Fecha publicación:Agosto de 2000
Medio: Andares

España ha sido un país paradójico en el consumo de vinos. Productor masivo de uvas blancas, el tinto ha sido considerado siempre como “el vino”, mientras que se despreciaban los blancos y rosados. Las ingentes masas de uva blanca producidas en la meseta sur, Extremadura, Andalucía y el valle del Ebro se destinaba a usos distintos al consumo directo como blanco, bien a la producción de vinos generosos en Andalucía, a los espumosos en Cataluña o a la destilación los manchegos y extremeños, fuente inagotable de los brandies envejecidos en las bodegas del marco de Jerez. Incluso una parte de los tintos de amplias comarcas del centro peninsular se elaboraban con una proporción de uva blanca.

Durante mucho tiempo, las comarcas gallegas, sobre todo el Ribeiro y, más adelante, Valdeorras y Rías Baixas, fueron el referente de los blancos españoles de calidad. La única alternativa estuvo en los blancos envejecidos en madera riojanos y, a partir de los años ochenta, en los rueda y blancos catalanes. Hijos de la revolución tecnológica de los años ochenta fueron primero los blancos-jóvenes-frescos-afrutados, fórmula de éxito que trajo la limpieza y el carácter frutal. Vino también cierta monotonía, una vez más rota por las fragancias florales de las variedades de uva autóctonas gallegas, que, en algún caso, también comenzaron a adquirir una cierta uniformidad.

La línea de los vinos blancos aromáticos ha marcado en parte la década de los noventa. El éxito del albariño influyó en que la frenética búsqueda de blancos aromáticos trajera nuevas prácticas enológicas (maceración pelicular, levaduras seleccionadas, enzimas percutores de aromas) y nuevas variedades de uva, en especial Sauvignon Blanc y Gewürztraminer.

La búsqueda de nuevas fórmulas trajo además fermentación en barrica y, con ella, la consolidación de la uva Chardonnay, no muy brillante en su aportación al mundo del cava.
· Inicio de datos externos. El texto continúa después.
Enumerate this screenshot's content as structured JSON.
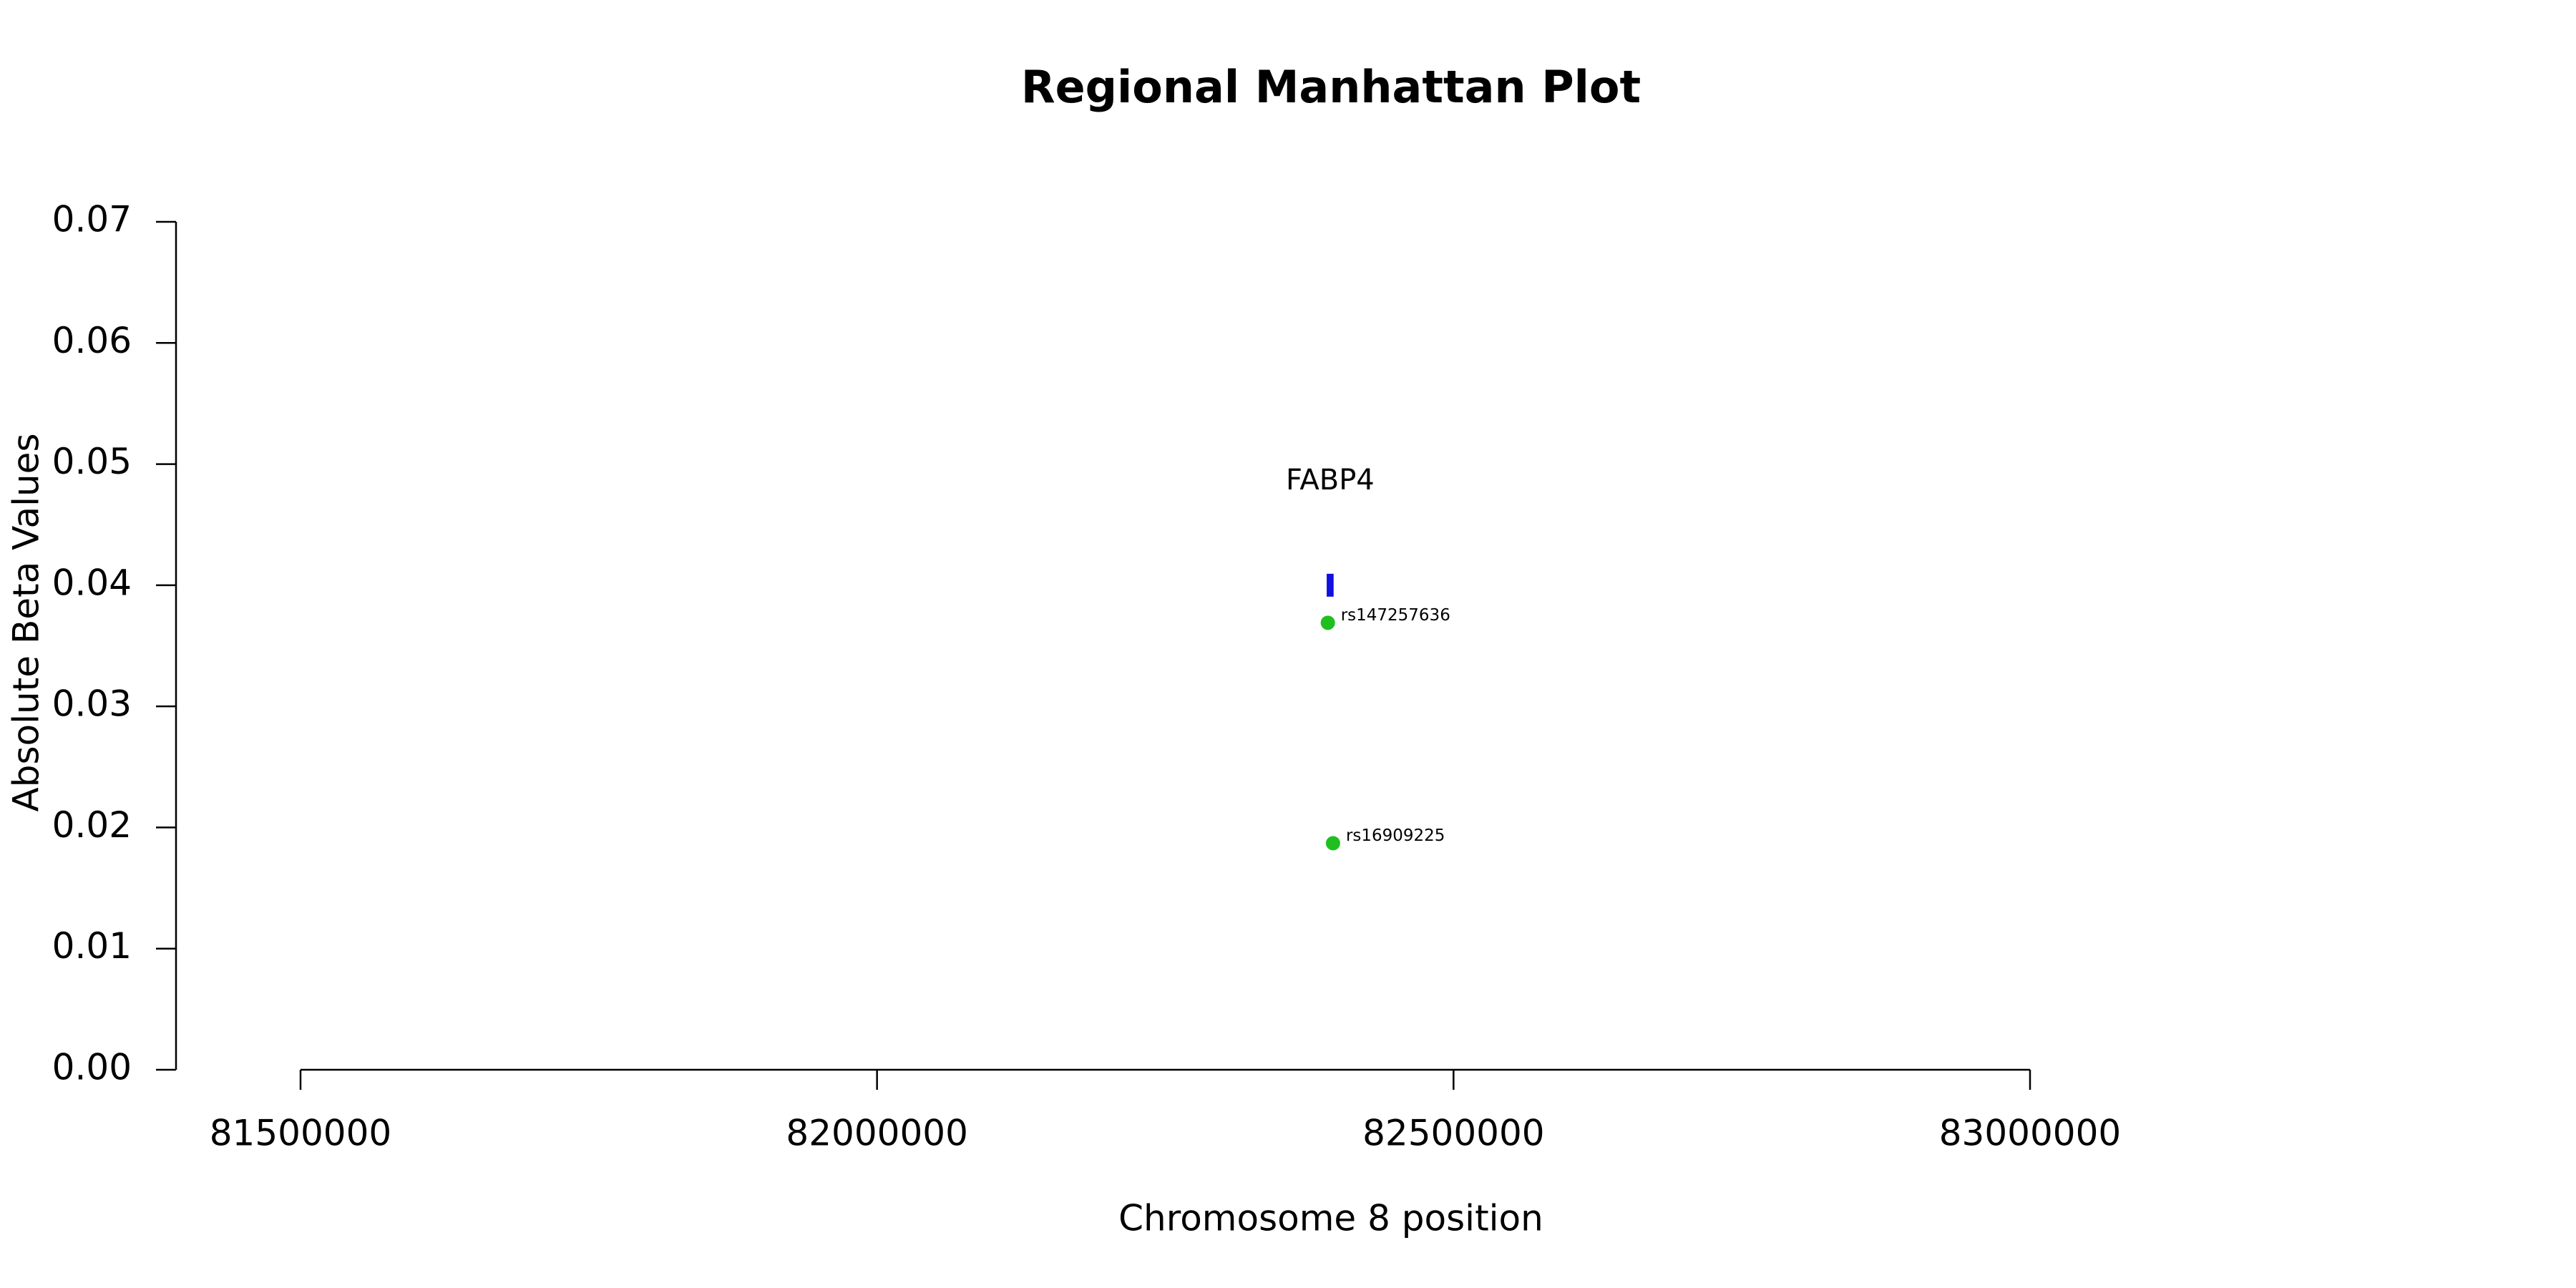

Nacieron toda una serie de vinos nuevos, como los blancos navarros, que pasaron de la miseria de ser meros complementos de gama en los catálogos de las bodegas, al estrellato de situar alguna marca entre los mejores vinos de España. La fermentación en barrica fue alternativa para los blancos de Rioja (hoy son más los fermentados en barrica que los envejecidos), se extendió por toda Cataluña, tocó Rueda, La Mancha y otras muchas zonas y hasta llegó a Galicia, donde muchos pensaron que no hacía falta pero que ha dado excelente resultado.

En la próxima década el reto es la longevidad. Si en los ochenta se consiguió la calidad (al menos la calidad mínima exigible) y en los noventa se luchó por la personalidad, en la actualidad las firmas punteras en el capítulo de los vinos blancos pugnan por obtener unos vinos que se puedan guardar. Los nuevos grandes vinos blancos españoles deberán mantenerse vivos y evolucionar favorablemente durante varios años. Esto, que es elemental en el caso de los blancos que han estado en contacto con la madera, se deberá aplicar también a los vinos sin crianza. Cuando nuestros albariños, godellos, verdejos, etcétera, se puedan vender con dos o tres años de buena maduración en la botella y cuando el mercado, aún marcado por los de los jóvenes-frescos-afrutados, lo acepte, el vino blanco español habrá alcanzado su mayoría de edad y superado su leyenda negra. Ya hay algunas marcas enseñando el camino.